Extracting electron transfer coupling elements from constrained density functional theory

Constrained density functional theory (DFT) is a useful tool for studying electron transfer (ET) reactions. It can straightforwardly construct the charge-localized diabatic states and give a direct measure of the inner-sphere reorganization energy. In this work, a method is presented for calculating the electronic coupling matrix element (H-ab) based on constrained DFT. This method completely avoids the use of ground-state DFT energies because they are known to irrationally predict fractional electron transfer in many cases. Instead it makes use of the constrained DFT energies and the Kohn-Sham wave functions for the diabatic states in a careful way. Test calculations on the Zn-2(+) and the benzene-Cl atom systems show that the new prescription yields reasonable agreement with the standard generalized Mulliken-Hush method.
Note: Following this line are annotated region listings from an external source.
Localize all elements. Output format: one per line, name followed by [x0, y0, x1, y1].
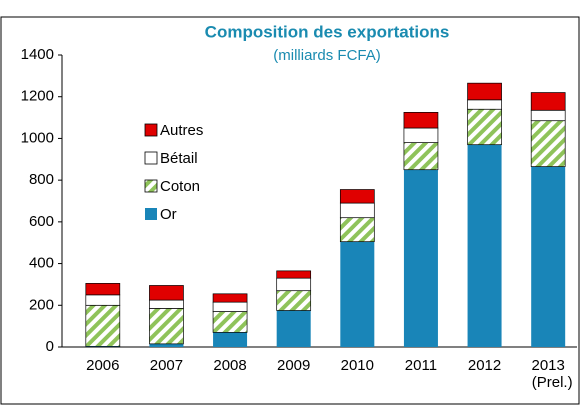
bar-segment — [85, 294, 121, 306]
legend-label: Coton — [160, 178, 200, 195]
bar-segment — [149, 343, 184, 347]
bar-segment — [467, 108, 502, 146]
y-tick-label: 400 — [29, 255, 54, 272]
bar-segment — [530, 109, 566, 122]
y-tick-label: 200 — [29, 296, 54, 313]
legend-label: Autres — [160, 122, 203, 139]
x-tick-label: 2008 — [213, 357, 246, 374]
legend-label: Or — [160, 206, 177, 223]
bar-segment — [85, 304, 121, 347]
bar-segment — [403, 169, 438, 347]
x-tick-label: 2012 — [468, 357, 501, 374]
y-tick-label: 1200 — [21, 88, 54, 105]
bar-segment — [276, 310, 311, 347]
bar-segment — [403, 142, 439, 171]
bar-segment — [467, 99, 502, 110]
x-tick-label: 2007 — [150, 357, 183, 374]
bar-segment — [467, 82, 502, 101]
bar-segment — [339, 202, 375, 219]
bar-segment — [340, 241, 375, 347]
x-tick-label: 2011 — [405, 357, 437, 374]
chart-title: Composition des exportations — [205, 22, 450, 41]
bar-segment — [85, 283, 121, 296]
bar-segment — [339, 217, 375, 243]
x-tick-label: 2006 — [86, 357, 119, 374]
y-tick-label: 800 — [29, 171, 54, 188]
bar-segment — [213, 332, 248, 347]
bar-segment — [403, 112, 439, 129]
y-tick-label: 1000 — [21, 129, 54, 146]
bar-segment — [276, 270, 312, 279]
bar-segment — [531, 166, 566, 347]
legend-swatch — [144, 151, 158, 165]
chart-subtitle: (milliards FCFA) — [273, 47, 381, 64]
y-tick-label: 0 — [46, 338, 54, 355]
bar-segment — [530, 120, 566, 167]
y-tick-label: 600 — [29, 213, 54, 230]
bar-segment — [276, 290, 312, 311]
bar-segment — [149, 308, 184, 345]
legend-swatch — [144, 123, 158, 137]
bar-segment — [467, 144, 502, 347]
bar-segment — [403, 127, 439, 143]
legend-swatch — [145, 208, 157, 220]
legend-swatch — [144, 179, 158, 193]
bar-segment — [149, 299, 184, 309]
bar-segment — [530, 92, 566, 111]
x-tick-label: 2010 — [341, 357, 374, 374]
bar-segment — [276, 277, 312, 292]
bar-segment — [212, 301, 248, 312]
chart-border — [0, 16, 580, 405]
y-tick-label: 1400 — [21, 46, 54, 63]
bar-segment — [149, 285, 184, 301]
bar-segment — [212, 311, 248, 333]
x-tick-label: 2009 — [277, 357, 310, 374]
bar-segment — [339, 189, 375, 204]
x-tick-label: 2013 (Prel.) — [532, 357, 573, 391]
bar-segment — [212, 293, 248, 303]
legend-label: Bétail — [160, 150, 198, 167]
We then proceed to produce the diabatic and adiabatic potential energy curves along the reaction pathway for intervalence ET in the tetrathiafulvalene-diquinone (Q-TTF-Q) anion. While the unconstrained DFT curve has no reaction barrier and gives H-ab approximate to 17 kcal/mol, which qualitatively disagrees with experimental results, the H-ab calculated from constrained DFT is about 3 kcal/mol and the generated ground state has a barrier height of 1.70 kcal/mol, successfully predicting (Q-TTF-Q)(-) to be a class II mixed-valence compound.